The paper provides the first detailed theoretical explanation of GGG's incommensurate order, emphasizing the role of long-range dipolar interactions in a classical spin Hamiltonian.

Findings

Reproduces spin liquid-like correlations in GGG

Explains sharp peaks in neutron diffraction data

Shows incommensurate order is intrinsic and classical

Abstract

Despite the availability of a spin Hamiltonian for the Gd3Ga5O12 garnet (GGG) for over twenty five years, there has so far been little theoretical insight regarding the many unusual low temperature properties of GGG. Here we investigate GGG in zero magnetic field using mean-field theory. We reproduce the spin liquid-like correlations and, most importantly, explain the positions of the sharp peaks seen in powder neutron diffraction experiments.
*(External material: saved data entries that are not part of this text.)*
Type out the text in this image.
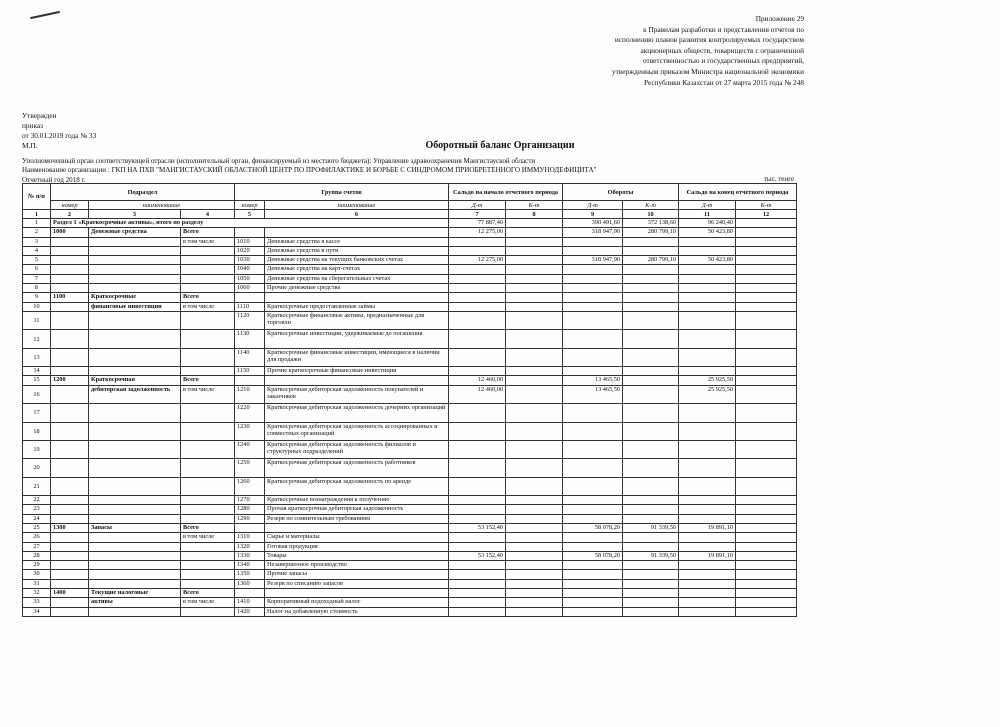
Приложение 29
к Правилам разработки и представления отчетов по
исполнению планов развития контролируемых государством
акционерных обществ, товариществ с ограниченной
ответственностью и государственных предприятий,
утвержденным приказом Министра национальной экономики
Республики Казахстан от 27 марта 2015 года № 248
Утвержден
приказ
от 30.01.2019 года № 33
М.П.	Оборотный баланс Организации
Уполномоченный орган соответствующей отрасли (исполнительный орган, финансируемый из местного бюджета): Управление здравоохранения Мангистауской области
Наименование организации : ГКП НА ПХВ "МАНГИСТАУСКИЙ ОБЛАСТНОЙ ЦЕНТР ПО ПРОФИЛАКТИКЕ И БОРЬБЕ С СИНДРОМОМ ПРИОБРЕТЕННОГО ИММУНОДЕФИЦИТА"
Отчетный год 2018 г.	тыс. тенге
№ п/п	Подраздел			Группа счетов		Сальдо на начало отчетного периода		Обороты		Сальдо на конец отчетного периода	
	номер	наименование		номер	наименование	Д-т	К-т	Д-т	К-т	Д-т	К-т
1	2	3	4	5	6	7	8	9	10	11	12
1	Раздел 1 «Краткосрочные активы», итого по разделу					77 887,40		390 491,60	372 138,60	96 240,40	
2	1000	Денежные средства	Всего			12 275,00		318 947,90	280 799,10	50 423,80	
3			в том числе	1010	Денежные средства в кассе						
4				1020	Денежные средства в пути						
5				1030	Денежные средства на текущих банковских счетах	12 275,00		318 947,90	280 799,10	50 423,80	
6				1040	Денежные средства на карт-счетах						
7				1050	Денежные средства на сберегательных счетах						
8				1060	Прочие денежные средства						
9	1100	Краткосрочные	Всего								
10		финансовые инвестиции	в том числе	1110	Краткосрочные предоставленные займы						
11				1120	Краткосрочные финансовые активы, предназначенные для торговли						
12				1130	Краткосрочные инвестиции, удерживаемые до погашения						
13				1140	Краткосрочные финансовые инвестиции, имеющиеся в наличии для продажи						
14				1150	Прочие краткосрочные финансовые инвестиции						
15	1200	Краткосрочная	Всего			12 460,00		13 465,50		25 925,50	
16		дебиторская задолженность	в том числе	1210	Краткосрочная дебиторская задолженность покупателей и заказчиков	12 460,00		13 465,50		25 925,50	
17				1220	Краткосрочная дебиторская задолженность дочерних организаций						
18				1230	Краткосрочная дебиторская задолженность ассоциированных и совместных организаций						
19				1240	Краткосрочная дебиторская задолженность филиалов и структурных подразделений						
20				1250	Краткосрочная дебиторская задолженность работников						
21				1260	Краткосрочная дебиторская задолженность по аренде						
22				1270	Краткосрочные вознаграждения к получению						
23				1280	Прочая краткосрочная дебиторская задолженность						
24				1290	Резерв по сомнительным требованиям						
25	1300	Запасы	Всего			53 152,40		58 078,20	91 339,50	19 891,10	
26			в том числе	1310	Сырье и материалы						
27				1320	Готовая продукция						
28				1330	Товары	53 152,40		58 078,20	91 339,50	19 891,10	
29				1340	Незавершенное производство						
30				1350	Прочие запасы						
31				1360	Резерв по списанию запасов						
32	1400	Текущие налоговые	Всего								
33		активы	в том числе	1410	Корпоративный подоходный налог						
34				1420	Налог на добавленную стоимость						
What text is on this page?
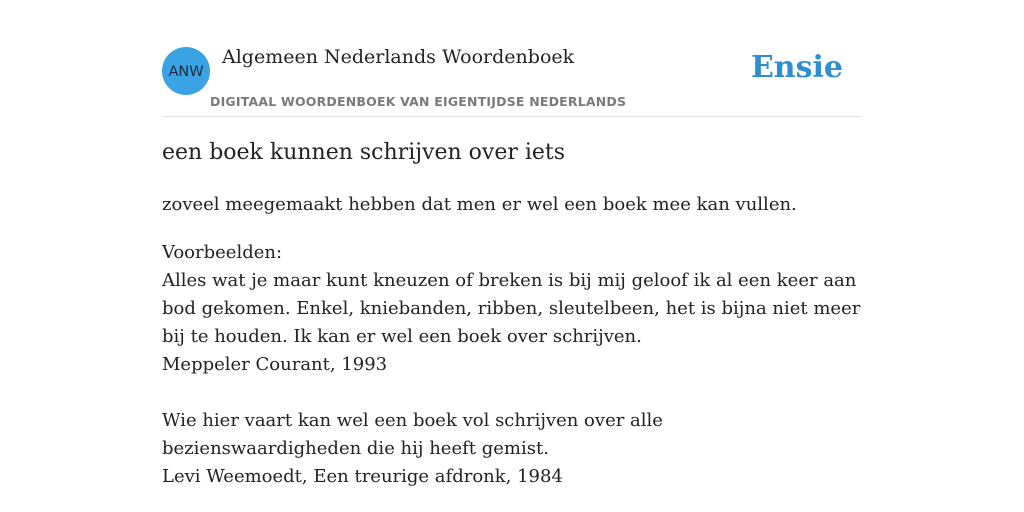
ANW
Algemeen Nederlands Woordenboek
DIGITAAL WOORDENBOEK VAN EIGENTIJDSE NEDERLANDS
Ensie
een boek kunnen schrijven over iets
zoveel meegemaakt hebben dat men er wel een boek mee kan vullen.
Voorbeelden:
Alles wat je maar kunt kneuzen of breken is bij mij geloof ik al een keer aan bod gekomen. Enkel, kniebanden, ribben, sleutelbeen, het is bijna niet meer bij te houden. Ik kan er wel een boek over schrijven.
Meppeler Courant, 1993
Wie hier vaart kan wel een boek vol schrijven over alle bezienswaardigheden die hij heeft gemist.
Levi Weemoedt, Een treurige afdronk, 1984
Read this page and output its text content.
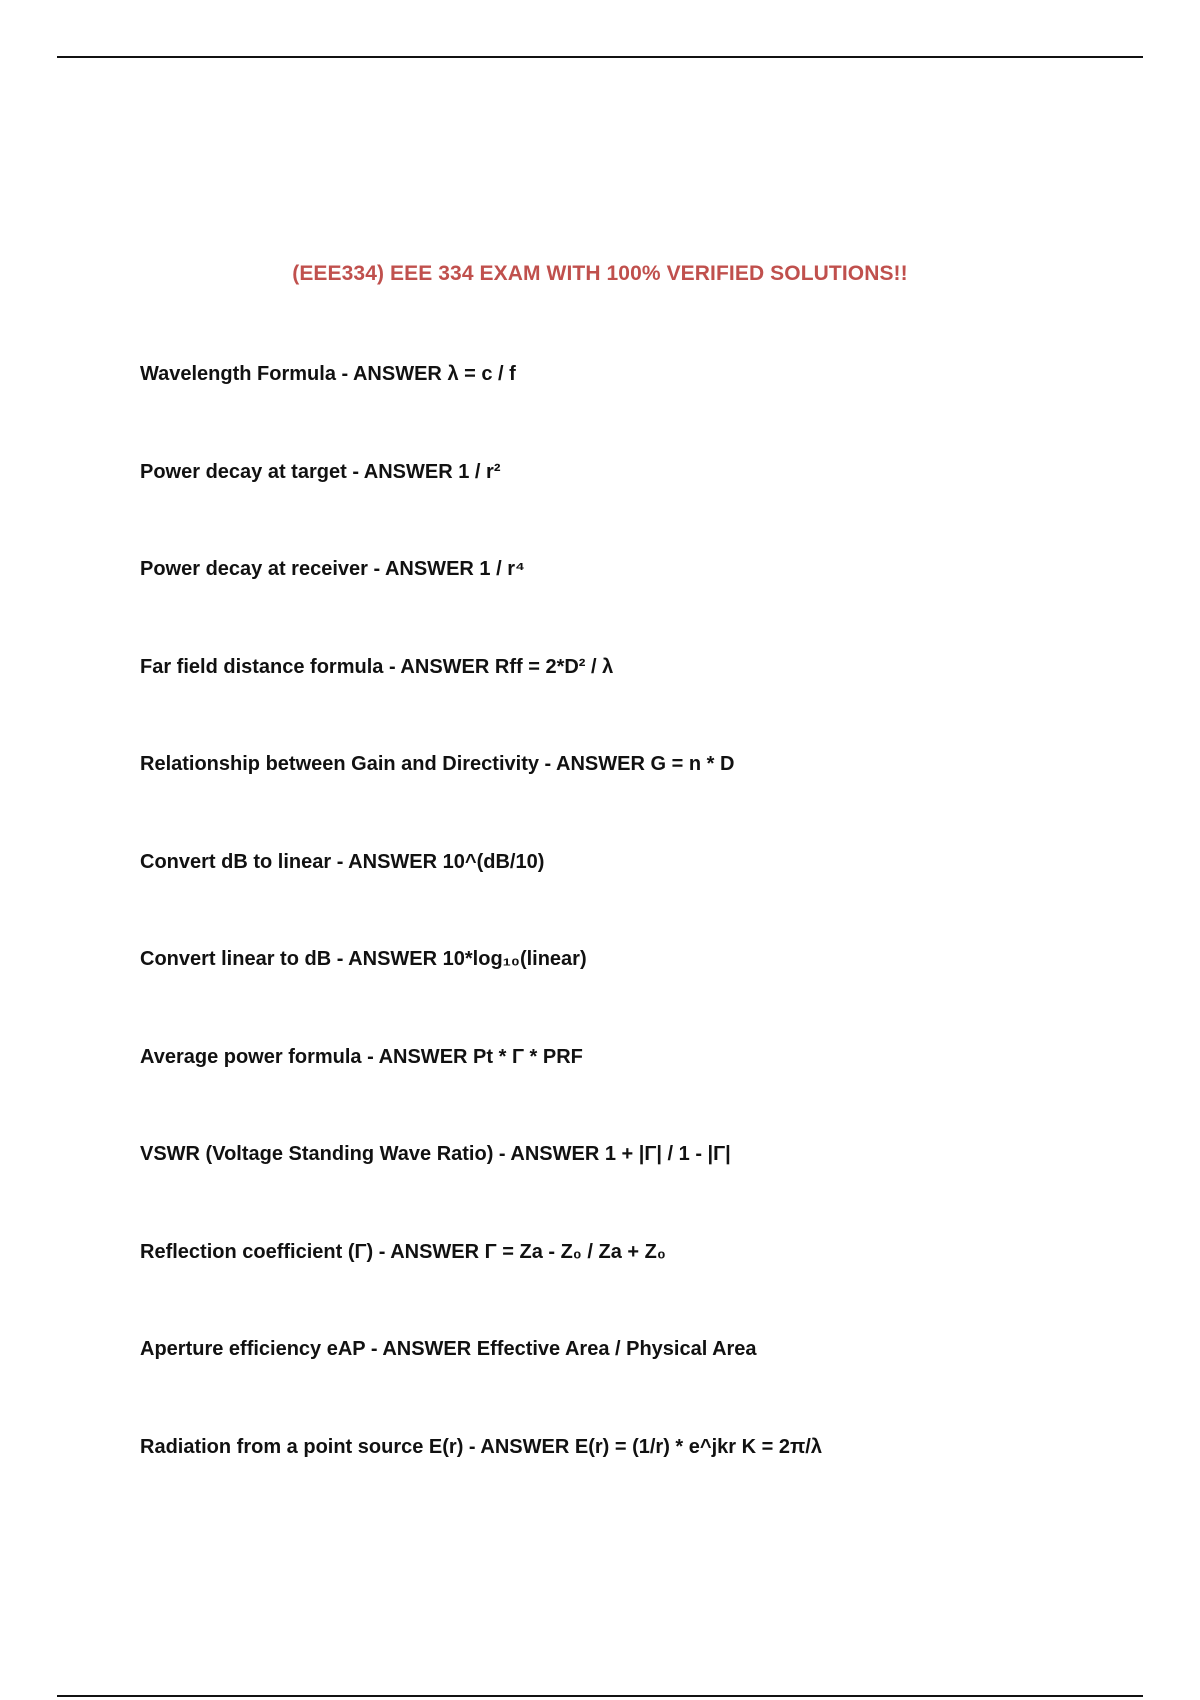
(EEE334) EEE 334 EXAM WITH 100% VERIFIED SOLUTIONS!!
Wavelength Formula - ANSWER λ = c / f
Power decay at target - ANSWER 1 / r²
Power decay at receiver - ANSWER 1 / r⁴
Far field distance formula - ANSWER Rff = 2*D² / λ
Relationship between Gain and Directivity - ANSWER G = n * D
Convert dB to linear - ANSWER 10^(dB/10)
Convert linear to dB - ANSWER 10*log₁₀(linear)
Average power formula - ANSWER Pt * Γ * PRF
VSWR (Voltage Standing Wave Ratio) - ANSWER 1 + |Γ| / 1 - |Γ|
Reflection coefficient (Γ) - ANSWER Γ = Za - Z₀ / Za + Z₀
Aperture efficiency eAP - ANSWER Effective Area / Physical Area
Radiation from a point source E(r) - ANSWER E(r) = (1/r) * e^jkr K = 2π/λ
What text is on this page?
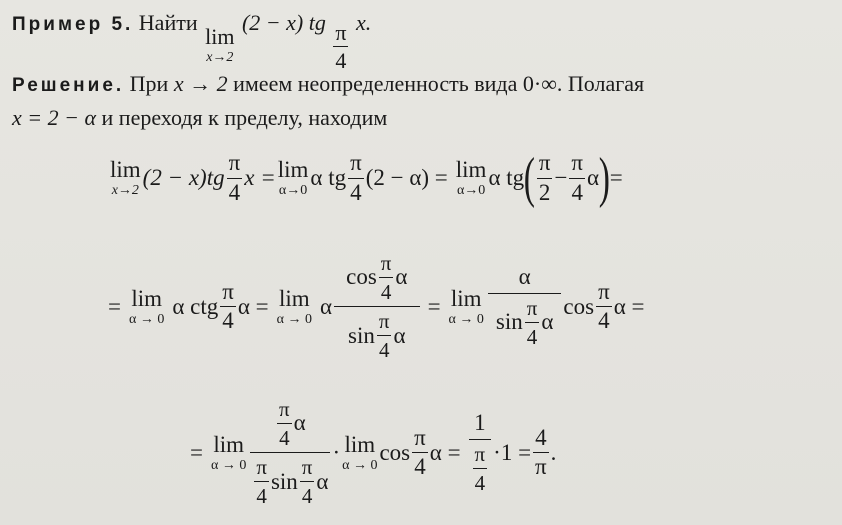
Пример 5. Найти
lim
x→2
(2 − x) tg $\frac{\pi}{4} x$.
Решение. При x → 2 имеем неопределенность вида 0·∞. Полагая
x = 2 − α и переходя к пределу, находим
lim
x→2
$(2 - x)tg \frac{\pi}{4}$ x = lim
α→0
α tg $\frac{\pi}{4} (2 - \alpha) = \lim$
α→0
α tg ( $\frac{\pi}{2} - \frac{\pi}{4}$ α ) =
= lim
α → 0
α ctg $\frac{\pi}{4}$ α = lim
α → 0
α $\frac{\cos \frac{\pi}{4} \alpha}{\sin \frac{\pi}{4} \alpha} = \lim$
$\alpha \to 0 \frac{\alpha}{\sin \frac{\pi}{4} \alpha}$ $\cos \frac{\pi}{4}$ α =
= lim
α → 0
$\frac{\pi}{4}$ α
$\frac{\pi}{4}$ $\sin \frac{\pi}{4}$ α
· lim
α → 0
$\cos \frac{\pi}{4}$ $\alpha = \frac{1}{\frac{\pi}{4}} \cdot 1 = \frac{4}{\pi}$ .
We show that it is crucial to treat accurately the long-range nature of the magnetic dipolar interactions to allow for a determination of the small exchange energy scales involved in the selection of the experimental ordering wave vector. Our results show that the incommensurate order in GGG is classical in nature, intrinsic to the microscopic spin Hamiltonian and not caused by weak disorder.